Web-based social data analysis tools that rely on public discussion to produce hypotheses or explanations of patterns and trends in data rarely yield high-quality results in practice. Crowdsourcing offers an alternative approach in which an analyst pays workers to generate such explanations. Yet, asking workers with varying skills, backgrounds and motivations to simply “Explain why a chart is interesting” can result in irrelevant, unclear or speculative explanations of variable quality. To address these problems, we contribute seven strategies for improving the quality and diversity of worker-generated explanations. Our experiments show that using (S1) feature-oriented prompts, providing (S2) good examples, and including (S3) reference gathering, (S4) chart reading, and (S5) annotation subtasks increases the quality of responses by 28% for US workers and 196% for non-US workers.

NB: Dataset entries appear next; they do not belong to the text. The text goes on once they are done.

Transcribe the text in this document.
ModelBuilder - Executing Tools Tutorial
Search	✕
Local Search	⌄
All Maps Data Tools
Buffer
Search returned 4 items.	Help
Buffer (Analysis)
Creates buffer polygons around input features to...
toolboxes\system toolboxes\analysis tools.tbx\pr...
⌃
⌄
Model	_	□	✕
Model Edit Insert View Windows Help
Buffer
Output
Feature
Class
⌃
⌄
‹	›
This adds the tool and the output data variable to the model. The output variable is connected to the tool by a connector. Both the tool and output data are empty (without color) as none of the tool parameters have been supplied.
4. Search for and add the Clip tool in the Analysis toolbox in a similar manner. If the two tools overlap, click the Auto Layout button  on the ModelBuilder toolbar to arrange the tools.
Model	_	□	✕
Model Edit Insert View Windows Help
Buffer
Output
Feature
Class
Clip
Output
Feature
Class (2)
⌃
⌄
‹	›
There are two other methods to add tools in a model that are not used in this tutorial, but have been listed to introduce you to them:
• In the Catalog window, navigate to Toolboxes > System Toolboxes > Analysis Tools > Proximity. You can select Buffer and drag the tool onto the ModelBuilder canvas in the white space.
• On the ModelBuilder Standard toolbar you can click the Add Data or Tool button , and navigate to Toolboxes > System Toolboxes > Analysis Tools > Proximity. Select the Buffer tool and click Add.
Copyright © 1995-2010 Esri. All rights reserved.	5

Feature-oriented prompts improve explanation quality by 69% to 236% depending on the prompt. We also show that (S6) pre-annotating charts can focus workers’ attention on relevant details, and demonstrate that (S7) gener- ating explanations iteratively increases explanation diversity without increasing worker attrition. We used our techniques to generate 910 explanations for 16 datasets, and found that 63% were of high quality. These results demonstrate that paid crowd workers can reliably generate diverse, high-quality explanations that support the analysis of specific datasets.